Line 1 to 8 is doing include jobs. First of all, we need to have OpenCV installed, to install and use OpenCV in c++ please see this post. Then we load the JSON model in line 16. We have accomplished half of the job, but the important part of the code is still remained, reading image and applying preprocess. We must feed the model with (128,128) single channel image that is normalized to [0-1] for each pixel. In line 21 we read the image in grayscale mode, then resize it in line 24. The normalization part still remained. We will do it when we are converting the image matrix to tensor. The tensor_from_bytes function in frugally-deep library does it for us in line 28. It takes 6 input parameters, first one is the image matrix pointer, the second and third parameters are the image height and image width. Fourth parameter is the number of channels. And very important last parameters are intended to re-scale the channel values from range [0, 255] to [low, high] in which the low and high must be specified with fifth and sixth parameters.

Finally we pass the input tensor to predict function, maybe you ask why we give it within {}, the answer is : frugally-deep supports models with multiple inputs , so we give each input in {}, separated by comma. The predict function output a tensor array that each element shows the corresponding class probability.

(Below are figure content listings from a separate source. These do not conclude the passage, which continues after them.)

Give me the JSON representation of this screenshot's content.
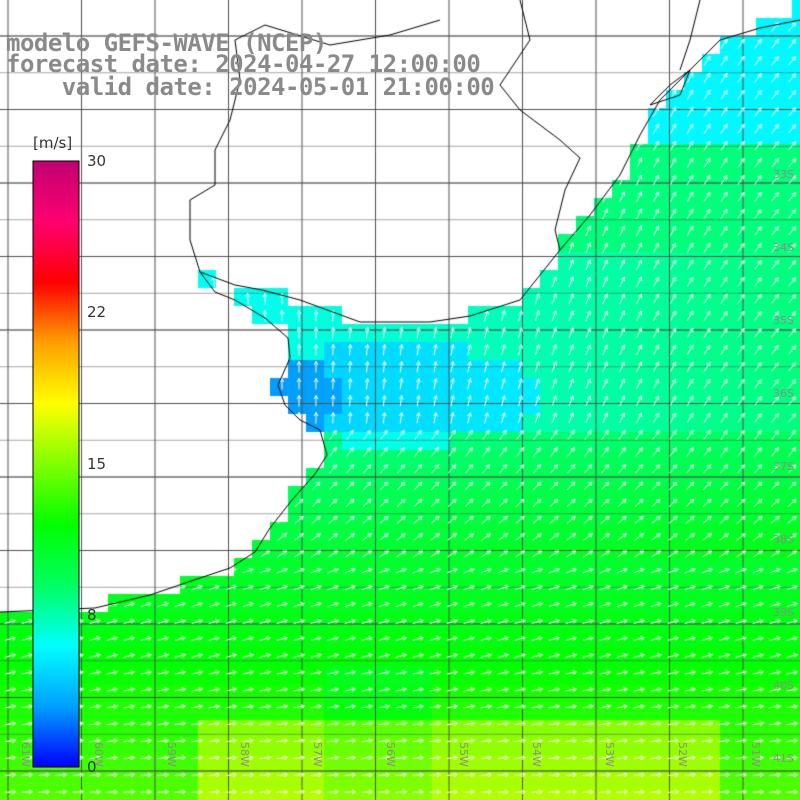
{
  "header": {
    "line1": "modelo GEFS-WAVE (NCEP)",
    "line2": "forecast date: 2024-04-27 12:00:00",
    "line3": "    valid date: 2024-05-01 21:00:00"
  },
  "colorbar": {
    "unit": "[m/s]",
    "ticks": [
      "30",
      "22",
      "15",
      "8",
      "0"
    ],
    "range": [
      0,
      30
    ],
    "gradient_stops": [
      "#0000ff",
      "#00a0ff",
      "#00ffff",
      "#00ff60",
      "#00ff00",
      "#80ff00",
      "#ffff00",
      "#ffa000",
      "#ff0000",
      "#ff0070",
      "#c00070"
    ]
  },
  "map": {
    "lat_labels": [
      "33S",
      "34S",
      "35S",
      "36S",
      "37S",
      "38S",
      "39S",
      "40S",
      "41S"
    ],
    "lon_labels": [
      "61W",
      "60W",
      "59W",
      "58W",
      "57W",
      "56W",
      "55W",
      "54W",
      "53W",
      "52W",
      "51W"
    ],
    "vector_color": "#ffffff",
    "coastline_color": "#000000",
    "gridline_color": "#505050",
    "wind_field_regions": [
      {
        "area": "Rio de la Plata estuary",
        "speed_ms": 5,
        "direction": "N"
      },
      {
        "area": "south-east Brazil coast",
        "speed_ms": 6,
        "direction": "NE"
      },
      {
        "area": "offshore Uruguay / Buenos Aires",
        "speed_ms": 9,
        "direction": "NE"
      },
      {
        "area": "south near 40S",
        "speed_ms": 12,
        "direction": "ENE"
      },
      {
        "area": "south-east corner near 41S",
        "speed_ms": 15,
        "direction": "E"
      }
    ]
  }
}
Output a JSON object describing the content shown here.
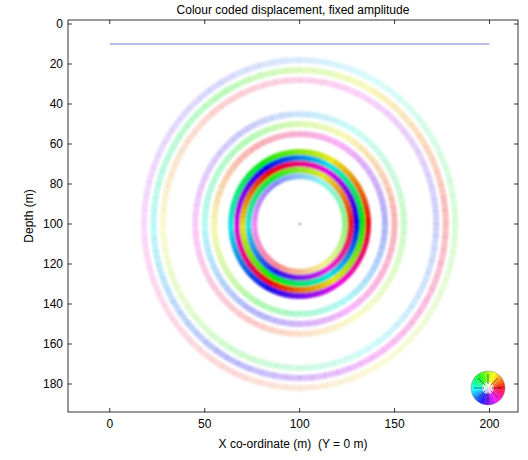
{
  "chart_data": {
    "type": "wavefield",
    "title": "Colour coded displacement, fixed amplitude",
    "x_label": "X co-ordinate (m)  (Y = 0 m)",
    "y_label": "Depth (m)",
    "xlim": [
      -22,
      215
    ],
    "ylim": [
      -2,
      194
    ],
    "xticks": [
      0,
      50,
      100,
      150,
      200
    ],
    "yticks": [
      0,
      20,
      40,
      60,
      80,
      100,
      120,
      140,
      160,
      180
    ],
    "surface_line": {
      "x": [
        0,
        200
      ],
      "y": [
        10,
        10
      ],
      "color": "#7080d0"
    },
    "center": [
      100,
      100
    ],
    "rings": [
      {
        "radius": 82,
        "amplitude": 0.15,
        "phase": 120
      },
      {
        "radius": 77,
        "amplitude": 0.25,
        "phase": 0
      },
      {
        "radius": 72,
        "amplitude": 0.18,
        "phase": 240
      },
      {
        "radius": 55,
        "amplitude": 0.2,
        "phase": 120
      },
      {
        "radius": 50,
        "amplitude": 0.28,
        "phase": 0
      },
      {
        "radius": 45,
        "amplitude": 0.3,
        "phase": 240
      },
      {
        "radius": 36,
        "amplitude": 0.95,
        "phase": 0
      },
      {
        "radius": 33,
        "amplitude": 1,
        "phase": 120
      },
      {
        "radius": 30,
        "amplitude": 1,
        "phase": 240
      },
      {
        "radius": 27,
        "amplitude": 0.9,
        "phase": 0
      },
      {
        "radius": 24,
        "amplitude": 0.45,
        "phase": 120
      }
    ]
  }
}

Congratulations! You have made your way to the end of this short journey. Our CNN model was trained in python, converted, and then used in C++.

Although using frugally-deep in your c++ project can be funny, you should know its pros and cons :

Pros

• Performance: Since it’s a C++ library, it can offer better performance compared to running the same model in Python.
• Deployment: Useful for deploying models in environments where Python is not an option (e.g., embedded systems).

Cons

• Complex Models: There might be limitations in terms of the types of models and layers supported compared to running directly in Keras with TensorFlow.
• Updates: Keeping up with the latest changes and features in Keras and TensorFlow might require updates to frugally-deep.

Thank you so much for reading this post!